近所のレコード屋さんがワゴンセールをしていましたので、半額で中古LPを複数枚購入しました。1枚500円もしませんね。('ω')ノその内から少し気に入ったものについて書かせてもらいます。
シャルル・パンゼラ(1896-1976)の「デュパルク歌曲集」(1931-1937)。
シャルル・パンゼラはスイスのリリック・バリトン。フランス歌曲に名唱が多いとのことです。
アンリ・デュパルク(1948-1933)はフランスの作曲家で、生涯に500程の歌曲を書いたとされていますが、自分でそのほとんどを破棄し、残っているのはわずか16曲といわれ、その内、12曲をパンゼラがここで歌っています。
パンゼラの歌い方は古く、ヴィブラードのかけ方なども完全に旧時代のものだと思います。しかしその匂い立つような雰囲気と、甘美な歌声は現代では得難い美しさがあります。幾分ベル・エポックな感じもします。妻のマドレーヌ夫人のピアノの伴奏も素晴らしいです。
デュパルクの歌曲は、少し精神的な重さを感じさせはしますが、感傷的な詩と共に、この世のはかなさと美しさとを歌っています。2曲目に収録されているジャン・ラオールの「フローレンスのセレナーデ」が好きです。

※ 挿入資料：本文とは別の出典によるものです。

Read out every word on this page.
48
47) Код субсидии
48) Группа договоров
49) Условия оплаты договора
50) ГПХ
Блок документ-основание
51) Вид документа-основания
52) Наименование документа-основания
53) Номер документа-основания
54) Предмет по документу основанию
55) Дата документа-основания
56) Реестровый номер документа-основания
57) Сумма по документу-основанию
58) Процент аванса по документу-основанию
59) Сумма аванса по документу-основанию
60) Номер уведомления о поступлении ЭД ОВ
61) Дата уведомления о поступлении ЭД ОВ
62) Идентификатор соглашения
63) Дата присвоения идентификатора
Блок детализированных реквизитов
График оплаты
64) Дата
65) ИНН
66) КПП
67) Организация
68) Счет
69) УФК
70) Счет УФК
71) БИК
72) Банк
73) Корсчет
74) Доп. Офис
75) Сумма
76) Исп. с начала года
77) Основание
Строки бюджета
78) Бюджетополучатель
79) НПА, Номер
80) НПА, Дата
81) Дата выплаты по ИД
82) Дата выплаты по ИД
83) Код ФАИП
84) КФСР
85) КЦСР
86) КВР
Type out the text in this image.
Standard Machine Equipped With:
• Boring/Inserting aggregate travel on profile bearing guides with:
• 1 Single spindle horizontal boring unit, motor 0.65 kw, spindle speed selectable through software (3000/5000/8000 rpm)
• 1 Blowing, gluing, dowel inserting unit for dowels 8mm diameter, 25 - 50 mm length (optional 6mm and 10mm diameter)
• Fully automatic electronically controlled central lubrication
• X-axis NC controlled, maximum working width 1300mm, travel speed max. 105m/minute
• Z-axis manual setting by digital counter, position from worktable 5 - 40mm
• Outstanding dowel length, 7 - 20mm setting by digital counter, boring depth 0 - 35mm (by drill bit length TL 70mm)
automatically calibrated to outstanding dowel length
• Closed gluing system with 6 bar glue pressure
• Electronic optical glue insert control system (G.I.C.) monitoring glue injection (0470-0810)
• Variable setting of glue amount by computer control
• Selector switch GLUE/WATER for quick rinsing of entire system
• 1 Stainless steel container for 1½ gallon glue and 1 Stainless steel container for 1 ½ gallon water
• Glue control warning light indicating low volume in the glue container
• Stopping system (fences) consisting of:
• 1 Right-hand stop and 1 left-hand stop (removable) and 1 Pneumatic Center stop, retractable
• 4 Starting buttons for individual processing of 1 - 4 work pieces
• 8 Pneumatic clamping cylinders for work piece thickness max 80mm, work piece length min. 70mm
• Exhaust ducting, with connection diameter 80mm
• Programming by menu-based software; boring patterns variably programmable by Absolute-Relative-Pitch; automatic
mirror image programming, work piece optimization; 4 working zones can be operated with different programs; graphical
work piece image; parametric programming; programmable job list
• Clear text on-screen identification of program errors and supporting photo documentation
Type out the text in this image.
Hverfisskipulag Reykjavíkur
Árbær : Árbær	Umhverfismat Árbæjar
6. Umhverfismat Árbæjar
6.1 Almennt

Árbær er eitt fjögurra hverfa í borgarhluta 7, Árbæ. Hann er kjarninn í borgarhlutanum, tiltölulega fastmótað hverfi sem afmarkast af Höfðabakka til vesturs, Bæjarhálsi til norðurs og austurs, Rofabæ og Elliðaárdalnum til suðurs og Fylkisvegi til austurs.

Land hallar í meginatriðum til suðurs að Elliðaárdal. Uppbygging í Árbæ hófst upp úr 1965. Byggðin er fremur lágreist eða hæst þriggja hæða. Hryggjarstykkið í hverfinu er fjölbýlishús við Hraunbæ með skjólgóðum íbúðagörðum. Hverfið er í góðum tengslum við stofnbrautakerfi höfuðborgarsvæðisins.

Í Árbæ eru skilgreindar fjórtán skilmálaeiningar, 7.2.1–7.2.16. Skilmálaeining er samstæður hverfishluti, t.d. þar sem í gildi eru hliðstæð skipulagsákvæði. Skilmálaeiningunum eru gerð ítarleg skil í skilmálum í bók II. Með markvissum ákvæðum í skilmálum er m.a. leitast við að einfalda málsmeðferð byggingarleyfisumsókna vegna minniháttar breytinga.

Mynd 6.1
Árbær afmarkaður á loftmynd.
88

爽やかですが、ピアノの甘い伴奏に始まり、小さな小川を思わせるような歌曲です。
夜の中に 美しさ
ダイヤモンドと輝く星よ
瞳をお向け 瞼を閉じた
ぼくのいとしいひとに向かって
あのひとの眼に
大空の祝福を注いでおくれ
あのひとは眠っている・・・窓から
幸多いあのひとの部屋に忍びこんでおくれ
あのひとの白い肌の上に 口づけのように
夜明けまで 休んでおくれ
そうしたら あのひとの胸の思いが
東に昇る愛のお星を夢みますよう!
(訳詞 橋本一明)
フェルッチョ・タリアヴィーニ(1913-1995)による名唱集(録音年不明)。
自分の世代だとほとんど名前しか知らないような歌手です(パンゼラもですが)。テノールでとろけるような美声です。知性よりも、気持ち一杯、喜びを感じさせて歌うのが胸を打ちます。
1面はプッチーニの名曲が5曲。ボエームの第一幕「冷たい手を~」のアリアは誰が歌っても感動的です。フェルッチョは嫌味のない、細かいことを気にしないような歌い方ですが、気持ちがまっすぐ伝わってくる気がします。
どんな人柄だったか知りませんが、真面目で愛嬌のある人かな、という感じが脳裏をよぎりました。
他の曲も甘美に歌い上げています。ワゴンで買ってきたLPではこれが一番沢山聴いています。
歌うことが人間の営みであることを感じさせてくれます。
理屈はともかく、歌うことが楽しい人なんだと思いました。1995年に生地の養老院でひっそりと息を引き取ったそうです。